Suasana kelas masih ramai, namun Asti tetap berdiam diri dalam dilemanya. Tanpa terusik siapapun sampai teman dekatnya, Maya mengejutkannya. “hai, As kamu kok diem aja? Kita ngobrol yuk!”, kata Maya sambil menggoncang pundak Asti.. “Aduh bikin kaget aja kamu, emang mau ngobrol apaan sih?”. “Eh tau ga si Danan gosipnya punya pacar baru lho!” “Ah…ap…apa…?pacar?” “iya, pacarnya itu cantik,pinter,kaya,aduh pokoknya sempurna gitu. Dia ternyata adik kelas kita lho!” “masa sih?” “sueeeeeer gitu lohhhhhhh”. Asti hanya bisa terdiam, jika bisa ia ingin sekali lari, berharap apa yang ia dengar tidak nyata adanya. Melihat perubahan wajah temannya, spontan Maya khawatir, “As..kamu ga apa-apa kan?” “ga, aku baik-baik aja May” berusaha untuk tegar menerima kenyataan. “menurut pendapat kamu gimana?” “mereka adalah pasangan yang serasi” “emang bener sih, Cuma si Tari itu angkuhnya minta ampun.” “ah udah May jangan ikut campur urusan orang lain.” “baik ibu guru”.

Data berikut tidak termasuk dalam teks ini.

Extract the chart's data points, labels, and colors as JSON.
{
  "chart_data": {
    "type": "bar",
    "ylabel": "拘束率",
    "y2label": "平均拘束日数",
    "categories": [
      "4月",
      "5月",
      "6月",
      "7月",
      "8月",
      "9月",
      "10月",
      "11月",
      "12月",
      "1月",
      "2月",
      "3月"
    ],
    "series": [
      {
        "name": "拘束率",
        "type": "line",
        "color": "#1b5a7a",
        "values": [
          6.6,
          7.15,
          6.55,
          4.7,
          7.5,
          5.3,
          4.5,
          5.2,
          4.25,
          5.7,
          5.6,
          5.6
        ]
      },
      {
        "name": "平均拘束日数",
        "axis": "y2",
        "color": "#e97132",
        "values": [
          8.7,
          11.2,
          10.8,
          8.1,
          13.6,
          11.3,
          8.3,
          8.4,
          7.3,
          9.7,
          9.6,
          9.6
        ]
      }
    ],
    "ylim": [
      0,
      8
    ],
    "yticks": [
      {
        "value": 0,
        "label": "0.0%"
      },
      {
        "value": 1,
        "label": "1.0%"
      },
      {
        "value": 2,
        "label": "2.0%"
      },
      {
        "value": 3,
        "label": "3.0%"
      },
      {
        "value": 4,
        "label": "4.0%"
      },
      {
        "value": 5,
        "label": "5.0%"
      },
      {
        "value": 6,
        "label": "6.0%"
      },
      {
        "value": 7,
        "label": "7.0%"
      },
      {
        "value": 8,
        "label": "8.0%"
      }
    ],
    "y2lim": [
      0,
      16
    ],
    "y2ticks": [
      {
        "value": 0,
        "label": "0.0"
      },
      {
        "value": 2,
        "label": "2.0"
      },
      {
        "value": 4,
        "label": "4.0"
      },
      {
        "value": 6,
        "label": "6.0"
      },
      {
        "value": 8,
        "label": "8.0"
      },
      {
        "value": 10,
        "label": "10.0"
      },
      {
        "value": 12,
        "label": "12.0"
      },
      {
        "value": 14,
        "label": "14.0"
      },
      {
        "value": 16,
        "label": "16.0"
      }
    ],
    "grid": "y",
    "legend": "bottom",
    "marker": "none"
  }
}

Asti merasa sangat terpukul, tapi ia sudah menyadari kehadiran Tari yang merupakan teman dekat Danan. Ia selalu berpikir kenapa ia selalu mencintai orang yang salah?tak adakah cinta yang sepadan dan mudah untuk dimilikinya? Perasaannya sangat terpukul dan hanya satu yang ada dipikirannya sekarang, lupakanlah kata Danan dalam kamusmu As.